Louis Comfort Tiffany’s Medusa jewelry was auctioned off Tuesday: the ultra-rare piece fetched $3.65 million, more than 18 times its estimate.
The piece was sold at Sotheby’s Magnificent Jewels in New York.
Three determined bidders competed for almost 10 minutes for a gold, opal and demantoid garnet pendant, considered one of Louis Comfort Tiffany’s first creations.
The final price set a new auction world record for an item made by Louis Comfort Tiffany, famed artist and son of Charles Tiffany, founder of famed jewelry house Tiffany & Co. His original estimate was $100,000–$200,000. The motif of the pendant was inspired by the famous Greek gorgon, known for having venomous snakes in her hair, whose gaze could turn people to stone.

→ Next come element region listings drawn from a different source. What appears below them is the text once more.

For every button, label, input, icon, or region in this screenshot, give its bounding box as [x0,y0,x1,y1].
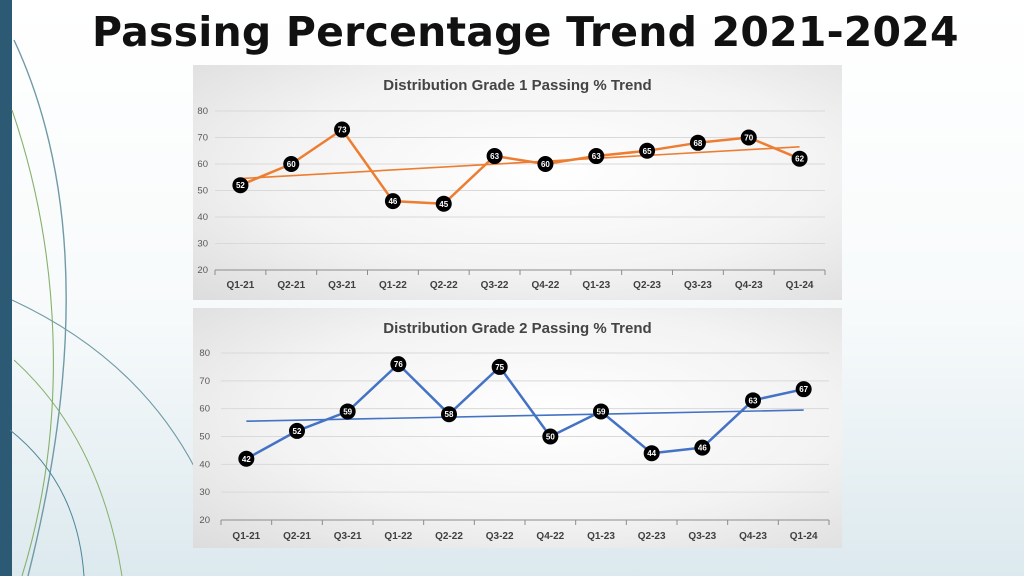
grade1-series-line [239,128,801,206]
grade1-data-point [334,121,351,138]
grade1-data-point [283,156,300,172]
grade1-y-tick-label: 70 [197,133,208,144]
grade1-x-tick-label: Q3-21 [328,280,356,291]
grade1-y-tick-label: 80 [197,106,208,117]
grade2-x-tick-label: Q2-23 [638,531,666,542]
grade2-y-tick-label: 40 [199,459,210,470]
grade1-y-tick-label: 30 [197,239,208,250]
grade1-x-tick-label: Q4-22 [532,280,560,291]
grade1-x-tick-label: Q2-21 [277,280,305,291]
grade2-x-tick-label: Q4-22 [536,531,564,542]
grade1-x-tick-label: Q2-23 [633,280,661,291]
grade1-data-label: 52 [236,181,245,190]
grade1-y-tick-label: 40 [197,212,208,223]
grade2-data-point [390,356,407,373]
grade1-trendline [240,145,800,180]
grade2-data-point [339,403,356,420]
grade1-y-tick-label: 20 [197,265,208,276]
grade2-data-point [745,392,761,409]
grade2-data-label: 58 [445,410,454,419]
grade2-x-tick-label: Q3-22 [486,531,514,542]
grade1-data-label: 70 [744,134,753,143]
grade1-data-point [740,129,757,146]
grade2-y-tick-label: 60 [199,404,210,415]
grade2-data-point [593,403,609,420]
grade1-data-label: 46 [388,197,397,206]
grade2-line-chart: Distribution Grade 2 Passing % Trend 20 30… [199,320,830,542]
grade2-y-tick-label: 50 [199,432,210,443]
grade2-data-point [542,428,559,445]
grade2-data-point [491,358,508,375]
grade2-data-label: 76 [394,360,403,369]
grade2-x-tick-label: Q2-21 [283,531,311,542]
grade1-data-label: 63 [592,152,601,161]
grade2-x-tick-label: Q1-23 [587,531,615,542]
grade2-data-label: 44 [647,449,656,458]
grade1-x-tick-label: Q2-22 [430,280,458,291]
grade1-chart-title: Distribution Grade 1 Passing % Trend [383,77,651,94]
grade1-data-label: 45 [439,200,448,209]
grade2-series-line [245,362,804,460]
grade2-data-point [795,381,812,398]
grade1-x-tick-label: Q1-24 [786,280,814,291]
grade2-data-label: 75 [495,363,504,372]
grade2-x-tick-label: Q1-22 [384,531,412,542]
grade2-data-label: 52 [293,427,302,436]
grade2-y-tick-label: 30 [199,487,210,498]
decorative-swooshes [9,39,197,576]
grade1-chart-panel: Distribution Grade 1 Passing % Trend 20 30… [193,65,842,300]
grade1-data-point [537,156,554,172]
grade2-y-tick-label: 80 [199,348,210,359]
grade2-data-label: 67 [799,385,808,394]
grade1-data-label: 65 [643,147,652,156]
grade2-x-tick-label: Q1-21 [232,531,260,542]
slide-title: Passing Percentage Trend 2021-2024 [92,8,959,56]
grade2-x-tick-label: Q1-24 [790,531,818,542]
grade2-data-label: 46 [698,444,707,453]
grade2-data-point [643,445,660,462]
grade2-chart-title: Distribution Grade 2 Passing % Trend [383,320,651,337]
grade2-x-tick-label: Q3-21 [334,531,362,542]
grade2-y-tick-label: 70 [199,376,210,387]
grade1-x-tick-label: Q3-23 [684,280,712,291]
grade1-x-tick-label: Q1-21 [227,280,255,291]
grade2-data-label: 59 [597,407,606,416]
grade1-data-point [639,142,656,159]
grade2-x-tick-label: Q2-22 [435,531,463,542]
grade2-data-label: 59 [343,407,352,416]
grade1-data-point [232,177,249,194]
grade2-data-label: 42 [242,455,251,464]
grade1-data-point [486,148,503,165]
grade1-data-point [689,134,706,151]
grade2-data-point [694,439,711,456]
grade1-data-label: 73 [338,126,347,135]
grade2-x-tick-label: Q4-23 [739,531,767,542]
grade1-data-label: 62 [795,155,804,164]
grade1-data-label: 63 [490,152,499,161]
grade1-x-tick-label: Q3-22 [481,280,509,291]
grade1-data-point [435,195,452,212]
grade1-y-tick-label: 50 [197,186,208,197]
grade2-data-label: 63 [749,396,758,405]
grade1-y-tick-label: 60 [197,159,208,170]
grade2-data-point [238,450,255,467]
grade2-data-point [289,422,305,439]
left-accent-bar [0,0,12,576]
grade1-data-point [588,148,605,165]
grade2-x-tick-label: Q3-23 [688,531,716,542]
grade1-x-tick-label: Q4-23 [735,280,763,291]
grade1-data-label: 68 [693,139,702,148]
grade1-data-label: 60 [541,160,550,169]
grade2-trendline [246,409,804,422]
grade1-data-point [791,150,808,167]
grade1-data-label: 60 [287,160,296,169]
grade1-line-chart: Distribution Grade 1 Passing % Trend 20 30… [197,77,826,291]
grade1-data-point [384,193,401,210]
grade1-x-tick-label: Q1-23 [582,280,610,291]
grade2-y-tick-label: 20 [199,515,210,526]
grade2-data-point [441,406,457,423]
grade2-data-label: 50 [546,433,555,442]
grade2-chart-panel: Distribution Grade 2 Passing % Trend 20 30… [193,308,842,548]
grade1-x-tick-label: Q1-22 [379,280,407,291]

This piece was first exhibited at the St. Louis World’s Fair in 1904, and later it appeared at a New York auction in 1943. But this is the first time in 78 years that it has appeared in public. The item had many owners, and for a long time it was considered missing.
Carol Elkins, senior jewelry specialist at Sotheby’s, said last week that the Medusa pendant “is considered the holy grail of Louis Comfort Tiffany jewelry.”
“The jewelry design is so striking and unforgettable that it will forever be remembered,” she continued. “[Из-за] of his unknown whereabouts there was always the hope that he would someday reappear.”
Overall, this recent Magnificent Jewels sale at Sotheby’s garnered the highest ever jewelry auction on the Sotheby’s New York trading floor, with 84% of lots sold and 68% of lots sold surpassing their high marks. It was attended by more than 45 countries around the world, with 74% of bidders participating in online bidding.